The number of labeled tree is represented by the following Cayley’s formula:

• The number of \(N\)-vertex labeled tree is \(N^{N-2}\).

There are various ways to prove this; one is to use Prüfer code.

We omit the details, but in the idea of Prüfer code, we construct a bijection between \(N\)-vertex labeled trees and a sequence of \((N-2)\) integers between \(1\) and \(N\).

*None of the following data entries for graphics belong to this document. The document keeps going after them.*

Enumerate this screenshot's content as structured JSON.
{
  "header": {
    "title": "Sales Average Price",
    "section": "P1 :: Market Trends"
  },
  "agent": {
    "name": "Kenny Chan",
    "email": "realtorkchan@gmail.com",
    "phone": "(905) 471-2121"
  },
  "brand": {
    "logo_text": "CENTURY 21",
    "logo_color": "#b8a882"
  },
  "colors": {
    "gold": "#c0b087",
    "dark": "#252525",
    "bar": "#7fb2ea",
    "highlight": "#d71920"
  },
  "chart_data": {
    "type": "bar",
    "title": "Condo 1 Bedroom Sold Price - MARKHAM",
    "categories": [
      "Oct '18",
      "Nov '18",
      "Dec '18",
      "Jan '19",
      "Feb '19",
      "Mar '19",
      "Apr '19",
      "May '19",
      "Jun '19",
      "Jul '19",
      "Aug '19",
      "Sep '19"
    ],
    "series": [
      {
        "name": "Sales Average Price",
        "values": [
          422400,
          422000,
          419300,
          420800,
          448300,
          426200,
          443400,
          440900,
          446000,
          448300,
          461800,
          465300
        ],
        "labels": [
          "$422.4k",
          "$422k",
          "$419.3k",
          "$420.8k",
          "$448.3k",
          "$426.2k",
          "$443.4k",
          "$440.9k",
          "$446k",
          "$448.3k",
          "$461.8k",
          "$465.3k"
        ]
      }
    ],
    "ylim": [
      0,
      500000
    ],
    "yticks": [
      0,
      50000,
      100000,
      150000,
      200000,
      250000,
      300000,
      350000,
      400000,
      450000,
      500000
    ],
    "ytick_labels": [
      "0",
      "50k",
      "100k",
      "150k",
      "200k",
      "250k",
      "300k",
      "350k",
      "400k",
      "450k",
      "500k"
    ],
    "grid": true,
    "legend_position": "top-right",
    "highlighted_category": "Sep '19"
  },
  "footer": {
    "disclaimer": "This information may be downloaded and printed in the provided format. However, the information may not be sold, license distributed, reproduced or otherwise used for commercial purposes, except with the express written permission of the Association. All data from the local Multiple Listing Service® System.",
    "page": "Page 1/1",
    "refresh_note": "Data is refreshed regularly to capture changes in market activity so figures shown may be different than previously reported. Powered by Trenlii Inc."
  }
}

Here, the number of occurrences of \(x\) in the obtained sequence equals the degree of vertex \(x\), subtracted by one.

Using that fact, the problem can be rephrased as follows.

How many sequences of \((N-2)\) integers between \(1\) and \(N\) are there such that \(i\) occurs \(S_1-1,S_2-1,\ldots\), or \(S_K-1\) times, for all \(i\ (1\leq i \leq N)\)?

This can be represented as \( (N-2)![x^{N-2}]f^{N}(x) \), where \(\displaystyle f(x)=\sum_{i=0}^\infty \frac{a_i}{i!}x^i\) is the exponential generating function of a sequence \(a\) such that \(i + 1 \in S \Rightarrow a_i = 1, i + 1 \notin S \Rightarrow a_i = 0\). This is derived from the multinomial theorem.

\(f^N(x)\) can be computed in a total of \(\mathrm{O}(N\log^2 N)\) with fast exponentiation and NTT (Number Theoretic Transform). With Newton’s method, exp and log can be computed in an \(O(N\log N)\) time, so \(f^N(x)\) can be computed in \(\mathrm{O}(N\log N)\) time too. Therefore, the problem has been solved.